Lorsque la croisade contre les Albigeois éclate, Simon de Montfort confisque les terres des alliés du comte de Toulouse. Les Bermond perdent Sauve, Anduze, Sommières, Roquefourcade et probablement plusieurs tours de guet de leur réseau. À la mort de Montfort, en 1219, les confiscations sont confirmées par la couronne. En 1229, le traité de Meaux-Paris scelle définitivement la mainmise du roi de France sur le Languedoc : les seigneuries méridionales perdent leur autonomie, et les Bermond leur puissance.
C’est dans ce contexte de reconquête royale que s’impose la figure de Blanche de Castille. Fille d’Aliénor d’Angleterre, nièce de Richard Cœur de Lion, petite-fille d’Aliénor d’Aquitaine et mère du futur Saint Louis, elle fut régente du royaume pendant la minorité de son fils. Femme d’autorité et de piété, elle symbolise dans l’imaginaire méridional la rigueur capétienne et la fin des grands lignages féodaux.
La tradition orale lui prête de nombreux séjours dans les châteaux du Haut-Vidourle. C’est même à elle que certains attribuent le gentilé « Cigalois », en souvenir d’une halte qu’elle aurait faite dans la vallée. Rien n’en atteste dans les sources, mais la mémoire populaire a retenu son nom comme celui de la Reine qui « fit plier le Midi » -autrement dit, celle dont la seule évocation suffisait à marquer la victoire du roi sur les seigneurs rebelles.
Là où un château passait sous l’autorité capétienne, on disait qu’elle y avait séjourné : manière de donner un visage à la reconquête du Sud, plus qu’un souvenir fondé sur un fait historique.

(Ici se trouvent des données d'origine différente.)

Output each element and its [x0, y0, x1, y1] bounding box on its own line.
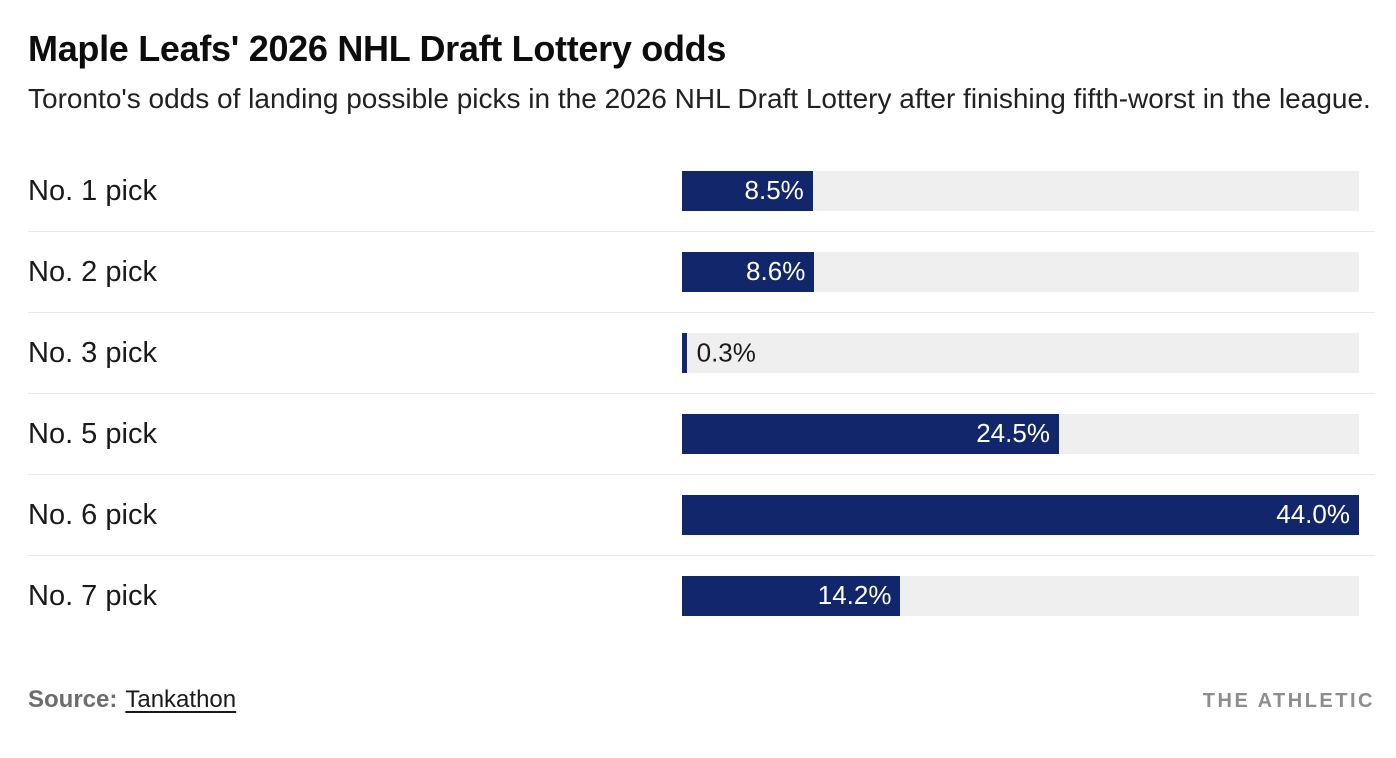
category-label: No. 5 pick	[28, 417, 157, 450]
page-subtitle: Toronto's odds of landing possible picks…	[28, 82, 1371, 114]
bar-chart: No. 1 pick 8.5% No. 2 pick 8.6% No. 3 pick 0.…	[28, 151, 1375, 636]
category-label: No. 7 pick	[28, 579, 157, 612]
chart-row: No. 2 pick 8.6%	[28, 232, 1375, 313]
category-label: No. 1 pick	[28, 174, 157, 207]
value-label: 24.5%	[976, 418, 1050, 449]
bar: 24.5%	[682, 413, 1059, 454]
bar-track: 8.6%	[682, 251, 1359, 292]
bar: 8.5%	[682, 170, 813, 211]
page-title: Maple Leafs' 2026 NHL Draft Lottery odds	[28, 28, 727, 69]
bar-track: 24.5%	[682, 413, 1359, 454]
value-label: 44.0%	[1276, 499, 1350, 530]
category-label: No. 6 pick	[28, 498, 157, 531]
bar-track: 0.3%	[682, 332, 1359, 373]
bar-track: 44.0%	[682, 494, 1359, 535]
chart-row: No. 6 pick 44.0%	[28, 475, 1375, 556]
header: Maple Leafs' 2026 NHL Draft Lottery odds…	[28, 30, 1375, 117]
bar-track: 14.2%	[682, 575, 1359, 616]
chart-row: No. 5 pick 24.5%	[28, 394, 1375, 475]
source-label: Source:	[28, 685, 118, 713]
value-label: 14.2%	[817, 580, 892, 611]
source-link[interactable]: Tankathon	[125, 685, 237, 713]
bar	[682, 332, 687, 373]
footer: Source: Tankathon THE ATHLETIC	[28, 686, 1375, 714]
category-label: No. 3 pick	[28, 336, 157, 369]
brand-logo: THE ATHLETIC	[1202, 689, 1375, 712]
value-label: 8.6%	[746, 256, 806, 287]
value-label: 8.5%	[744, 175, 804, 206]
chart-row: No. 3 pick 0.3%	[28, 313, 1375, 394]
bar: 44.0%	[682, 494, 1359, 535]
category-label: No. 2 pick	[28, 255, 157, 288]
bar: 14.2%	[682, 575, 901, 616]
chart-row: No. 7 pick 14.2%	[28, 556, 1375, 636]
source-line: Source: Tankathon	[28, 686, 236, 714]
bar: 8.6%	[682, 251, 815, 292]
value-label: 0.3%	[696, 337, 756, 368]
bar-track: 8.5%	[682, 170, 1359, 211]
chart-row: No. 1 pick 8.5%	[28, 151, 1375, 232]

Roquefourcade, quant à elle, ne connut sans doute pas d’épisode glorieux. Modeste fortin sans ressource propre, elle fut peu à peu abandonnée après son rattachement à la viguerie royale de Sauve. Les siècles l’ont effacée du paysage, au point que la pierre bâtie se confond aujourd’hui avec la roche.
Entre les chênes verts et les broussailles, on devine encore quelques pans de mur, une citerne enduite, des marches grossièrement taillées, la poterne à demi ensevelie. Ces pierres muettes racontent un monde d’alliances fragiles et de fidélités compromises, un âge où la force d’un seigneur se mesurait moins à ses murailles qu’à ses serments.